The artifacts’ effects can most clearly be seen in the development of Cubism. Pablo Picasso’s African period, as well as his masterpiece Les Demoiselles d’Avignon (1907), didn’t in fact appear until after the 1906 African expo. Picasso himself owned various objects from Sub-saharan Africa, such as the Grebo tribal mask, which can be linked to the artist’s solution of the Cubist relief Guitar (1914).
Modern Art and the Interest in Non-Western art
While the influences of African art in the works of Parisian artists are the easiest to trace, a non-selective interest in foreign cultures and artifacts was growing all around Europe in the first two decades of the 20th century. Paris hosted exhibitions of Islamic art (1904), Japanese art (1905), and ancient Iberian art (1906), but prominent museums and collectors throughout the European continent were in possession of many examples of non-Western art. The British sculptor Henry Moore was enthralled by the stone sculptures of ancient America he saw in London in 1921, which influenced his explorations of space and form in figurative works. German expressionist painters from the modern art groups the Blue Rider (Der Blaue Riter) and the Bridge (die Brücke) like Ernst Ludwig Kirchner and Franz Marc gleaned a lot from ancient Asian and Iberian art.

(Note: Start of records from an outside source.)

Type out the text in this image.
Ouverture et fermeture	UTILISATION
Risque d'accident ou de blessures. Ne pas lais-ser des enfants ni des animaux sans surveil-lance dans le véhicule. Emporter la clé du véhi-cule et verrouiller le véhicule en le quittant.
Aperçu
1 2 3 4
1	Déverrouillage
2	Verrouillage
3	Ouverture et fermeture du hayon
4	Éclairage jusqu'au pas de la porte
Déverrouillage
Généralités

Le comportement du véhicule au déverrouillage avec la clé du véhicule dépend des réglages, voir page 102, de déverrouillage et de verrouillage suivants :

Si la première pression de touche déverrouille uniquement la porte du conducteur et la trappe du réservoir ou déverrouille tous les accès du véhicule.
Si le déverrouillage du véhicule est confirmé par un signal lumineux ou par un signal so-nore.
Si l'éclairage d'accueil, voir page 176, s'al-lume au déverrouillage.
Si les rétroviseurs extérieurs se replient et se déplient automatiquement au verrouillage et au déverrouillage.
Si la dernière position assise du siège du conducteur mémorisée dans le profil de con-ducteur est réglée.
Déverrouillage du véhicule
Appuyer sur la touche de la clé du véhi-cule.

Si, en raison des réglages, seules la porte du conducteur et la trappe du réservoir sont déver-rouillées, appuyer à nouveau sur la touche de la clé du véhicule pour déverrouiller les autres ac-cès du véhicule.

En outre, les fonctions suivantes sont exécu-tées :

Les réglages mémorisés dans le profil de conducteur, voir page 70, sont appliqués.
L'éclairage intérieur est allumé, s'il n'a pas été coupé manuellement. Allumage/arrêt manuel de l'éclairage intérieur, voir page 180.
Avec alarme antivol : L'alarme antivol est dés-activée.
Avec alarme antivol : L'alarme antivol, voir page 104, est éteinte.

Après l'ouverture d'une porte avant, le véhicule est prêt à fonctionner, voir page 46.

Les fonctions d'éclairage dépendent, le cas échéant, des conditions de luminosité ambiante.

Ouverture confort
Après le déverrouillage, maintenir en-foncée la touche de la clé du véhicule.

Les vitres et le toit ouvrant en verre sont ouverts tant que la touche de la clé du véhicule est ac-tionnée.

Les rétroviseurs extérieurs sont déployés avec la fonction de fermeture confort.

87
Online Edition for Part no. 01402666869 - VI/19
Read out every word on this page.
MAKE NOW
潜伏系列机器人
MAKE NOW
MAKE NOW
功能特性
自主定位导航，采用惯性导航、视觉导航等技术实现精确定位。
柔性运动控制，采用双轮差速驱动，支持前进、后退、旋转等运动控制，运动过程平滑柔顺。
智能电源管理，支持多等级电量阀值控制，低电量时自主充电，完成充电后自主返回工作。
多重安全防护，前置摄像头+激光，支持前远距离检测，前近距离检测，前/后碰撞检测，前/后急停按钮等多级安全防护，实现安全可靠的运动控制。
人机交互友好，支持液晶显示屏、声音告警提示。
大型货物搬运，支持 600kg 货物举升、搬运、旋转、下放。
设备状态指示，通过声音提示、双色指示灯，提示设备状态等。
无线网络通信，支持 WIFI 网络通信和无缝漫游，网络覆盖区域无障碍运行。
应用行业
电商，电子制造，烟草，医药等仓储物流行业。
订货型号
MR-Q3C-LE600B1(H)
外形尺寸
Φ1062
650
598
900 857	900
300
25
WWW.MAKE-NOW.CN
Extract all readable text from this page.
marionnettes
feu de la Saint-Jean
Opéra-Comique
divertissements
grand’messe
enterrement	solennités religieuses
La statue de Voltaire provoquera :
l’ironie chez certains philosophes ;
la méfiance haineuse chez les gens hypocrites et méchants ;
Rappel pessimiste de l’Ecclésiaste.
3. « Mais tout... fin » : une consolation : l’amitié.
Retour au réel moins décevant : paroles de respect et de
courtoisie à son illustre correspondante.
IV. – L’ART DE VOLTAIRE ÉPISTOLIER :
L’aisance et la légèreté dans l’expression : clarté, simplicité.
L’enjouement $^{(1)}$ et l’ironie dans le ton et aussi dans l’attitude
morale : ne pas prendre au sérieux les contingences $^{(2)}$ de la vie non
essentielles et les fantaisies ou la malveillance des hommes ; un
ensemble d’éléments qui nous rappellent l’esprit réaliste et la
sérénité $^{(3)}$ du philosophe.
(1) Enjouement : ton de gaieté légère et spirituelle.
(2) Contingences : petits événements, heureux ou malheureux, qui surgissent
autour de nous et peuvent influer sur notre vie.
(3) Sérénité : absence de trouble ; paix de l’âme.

Hagenbeck-type colonial expos which were prominent in Germany often involved “human zoos” and exhibitions of living indigenous communities put on display for visitors to observe. As mentioned before, these were intended as educational tools, but by and large, they were unethical displays of communities that were to be considered curious, shockingly primitive, uncivilized, and even freakish. These examples of harsh “othering” influenced another form of primitivism that was important for Modern art, the primitivism within. The idea of the primitive was extended from foreign cultures to the examples of “the other” and lesser within European culture: children, women, and especially the disabled and mentally ill. The modern art movement Expressionism in particular drew heavily from the drawings of children and the ideas of altered mental states.
An entire century after the first world expos, the world is still recovering from the colonial past of the West, and all of its unethical and hegemonic practices. While it is important to understand the full socio-economic impact of the industrial and colonial expansion of Europe, an outlook on the history of world expos also helps us to better understand the dynamic artistic developments of the 20th century that led us to the world of art as we know it today.